Colleagues reading this post have probably guessed who I’m talking about. Dr Rick Kausman has been working to help people eat well and take control of their weight for over twenty-five years, but the big news is that he doesn’t believe in dieting.
So how on earth does he help overweight people without putting them on a diet? Well that is just it.
Rick recognises that dieting (however you do it) only works in the short term. Because whether you’re counting calories, or banning whole food groups – you’re essentially suspending ‘normal’ behaviour, for the purpose of losing weight. In an existential way, he describes it as a bit like holding your breath.
But here’s the thing that really struck a cord with me: Instead of blaming the diet when it all goes to pot, we always blame ourselves.
“The diet worked and I lost some weight, but then I mucked it up. I put the weight back on”
Sound familiar? In the long term, diets do more harm than good, with the vast majority ending up right back where they started, plus a few extra kilos and an extra dollop of shame – thanks for playing. Case in point is our national treasure and ex-Jenny Craig poster girl Magda Szubanski – who lost upwards of 35kg with Jenny Craig back in 2009, only to be resigned in 2014 to do it all over again (and then dropped six months later).

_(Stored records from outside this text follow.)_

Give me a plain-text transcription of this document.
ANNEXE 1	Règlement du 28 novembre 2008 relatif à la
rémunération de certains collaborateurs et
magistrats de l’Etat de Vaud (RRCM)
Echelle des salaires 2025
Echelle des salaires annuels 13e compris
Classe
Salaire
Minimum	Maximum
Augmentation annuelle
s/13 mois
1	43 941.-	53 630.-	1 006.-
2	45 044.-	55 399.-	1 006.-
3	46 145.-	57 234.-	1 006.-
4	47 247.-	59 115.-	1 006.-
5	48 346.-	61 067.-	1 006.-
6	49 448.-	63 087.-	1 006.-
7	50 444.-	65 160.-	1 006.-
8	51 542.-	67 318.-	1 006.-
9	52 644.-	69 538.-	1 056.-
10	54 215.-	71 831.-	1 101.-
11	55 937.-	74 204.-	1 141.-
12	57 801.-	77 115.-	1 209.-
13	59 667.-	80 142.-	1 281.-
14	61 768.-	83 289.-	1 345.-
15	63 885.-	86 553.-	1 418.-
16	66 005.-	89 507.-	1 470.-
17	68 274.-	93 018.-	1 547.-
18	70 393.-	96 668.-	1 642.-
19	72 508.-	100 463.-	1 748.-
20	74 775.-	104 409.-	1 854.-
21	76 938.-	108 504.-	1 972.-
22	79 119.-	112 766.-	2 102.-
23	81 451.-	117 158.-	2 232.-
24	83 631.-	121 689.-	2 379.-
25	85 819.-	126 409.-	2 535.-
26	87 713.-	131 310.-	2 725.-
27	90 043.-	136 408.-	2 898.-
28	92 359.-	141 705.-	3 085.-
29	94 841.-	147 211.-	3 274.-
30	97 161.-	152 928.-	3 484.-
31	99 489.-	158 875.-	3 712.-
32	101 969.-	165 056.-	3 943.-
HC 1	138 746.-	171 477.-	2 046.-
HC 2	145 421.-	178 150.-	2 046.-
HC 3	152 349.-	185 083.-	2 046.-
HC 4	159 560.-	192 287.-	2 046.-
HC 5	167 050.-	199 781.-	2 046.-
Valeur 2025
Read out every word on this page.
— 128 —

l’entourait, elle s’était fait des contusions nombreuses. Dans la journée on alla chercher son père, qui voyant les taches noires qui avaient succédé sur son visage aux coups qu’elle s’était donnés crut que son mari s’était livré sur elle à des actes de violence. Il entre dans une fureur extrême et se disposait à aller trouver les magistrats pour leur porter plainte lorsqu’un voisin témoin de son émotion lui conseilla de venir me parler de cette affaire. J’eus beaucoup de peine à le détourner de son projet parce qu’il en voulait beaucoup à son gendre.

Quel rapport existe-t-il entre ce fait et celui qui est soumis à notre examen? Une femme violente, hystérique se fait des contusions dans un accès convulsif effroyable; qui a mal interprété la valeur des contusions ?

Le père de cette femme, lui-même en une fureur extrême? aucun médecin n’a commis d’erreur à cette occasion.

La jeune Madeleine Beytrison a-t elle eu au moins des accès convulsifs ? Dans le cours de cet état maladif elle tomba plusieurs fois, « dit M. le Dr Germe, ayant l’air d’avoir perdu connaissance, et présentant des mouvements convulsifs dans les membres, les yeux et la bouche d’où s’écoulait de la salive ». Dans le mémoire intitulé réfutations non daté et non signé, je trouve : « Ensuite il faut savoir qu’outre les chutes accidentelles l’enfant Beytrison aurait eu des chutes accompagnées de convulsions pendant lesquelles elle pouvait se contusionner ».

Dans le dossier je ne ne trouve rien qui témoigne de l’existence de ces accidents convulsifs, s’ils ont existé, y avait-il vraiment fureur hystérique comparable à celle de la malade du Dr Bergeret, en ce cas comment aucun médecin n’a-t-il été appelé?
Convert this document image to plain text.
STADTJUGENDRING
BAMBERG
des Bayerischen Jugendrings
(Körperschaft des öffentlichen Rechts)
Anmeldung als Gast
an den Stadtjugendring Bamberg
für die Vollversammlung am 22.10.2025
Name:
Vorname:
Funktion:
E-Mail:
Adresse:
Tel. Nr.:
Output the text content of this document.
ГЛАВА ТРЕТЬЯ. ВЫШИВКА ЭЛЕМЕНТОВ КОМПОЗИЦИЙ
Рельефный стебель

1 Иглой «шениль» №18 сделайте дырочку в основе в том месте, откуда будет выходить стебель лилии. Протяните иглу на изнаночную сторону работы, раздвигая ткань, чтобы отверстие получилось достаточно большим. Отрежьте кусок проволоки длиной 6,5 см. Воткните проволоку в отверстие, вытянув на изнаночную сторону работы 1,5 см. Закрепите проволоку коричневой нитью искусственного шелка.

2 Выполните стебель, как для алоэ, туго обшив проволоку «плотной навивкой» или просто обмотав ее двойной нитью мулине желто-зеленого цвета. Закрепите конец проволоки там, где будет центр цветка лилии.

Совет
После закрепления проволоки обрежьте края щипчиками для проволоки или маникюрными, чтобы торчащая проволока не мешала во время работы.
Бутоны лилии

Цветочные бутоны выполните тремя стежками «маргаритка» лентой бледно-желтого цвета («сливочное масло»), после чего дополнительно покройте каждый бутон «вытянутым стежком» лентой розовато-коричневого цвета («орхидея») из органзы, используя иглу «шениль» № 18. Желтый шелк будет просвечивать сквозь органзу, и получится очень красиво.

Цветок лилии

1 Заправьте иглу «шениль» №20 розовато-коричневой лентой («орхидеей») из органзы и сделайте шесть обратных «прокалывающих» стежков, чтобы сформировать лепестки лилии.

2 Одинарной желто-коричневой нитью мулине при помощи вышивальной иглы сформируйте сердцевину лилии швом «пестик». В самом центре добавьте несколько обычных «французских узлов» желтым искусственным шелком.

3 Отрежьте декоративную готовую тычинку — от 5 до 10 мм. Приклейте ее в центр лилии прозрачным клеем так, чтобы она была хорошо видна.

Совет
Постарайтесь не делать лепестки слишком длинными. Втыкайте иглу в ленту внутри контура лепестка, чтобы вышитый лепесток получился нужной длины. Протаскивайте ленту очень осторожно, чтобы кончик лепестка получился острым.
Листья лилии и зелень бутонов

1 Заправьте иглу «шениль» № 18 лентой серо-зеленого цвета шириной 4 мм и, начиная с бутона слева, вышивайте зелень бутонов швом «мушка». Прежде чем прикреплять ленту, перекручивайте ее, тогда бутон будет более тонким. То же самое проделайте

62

The truth is that most overweight people have a pretty decent idea of how to eat better and exercise more. Many are good at losing the weight – but just not keeping it off. They’ve been there, done that, and bought the t-shirt (in a variety of sizes).
But what Rick Kausman’s experience has taught him is that exercise and nutrition are only two small pieces of a very large puzzle. And you can’t solve a puzzle when you’re missing most of the pieces. Fabulous – right there. I think I have nerdy, non-sexual crush on an older married man.
So what are the other missing pieces? Here’s my three take away messages:
1. Mindful eating. We need to start listening to our bodies.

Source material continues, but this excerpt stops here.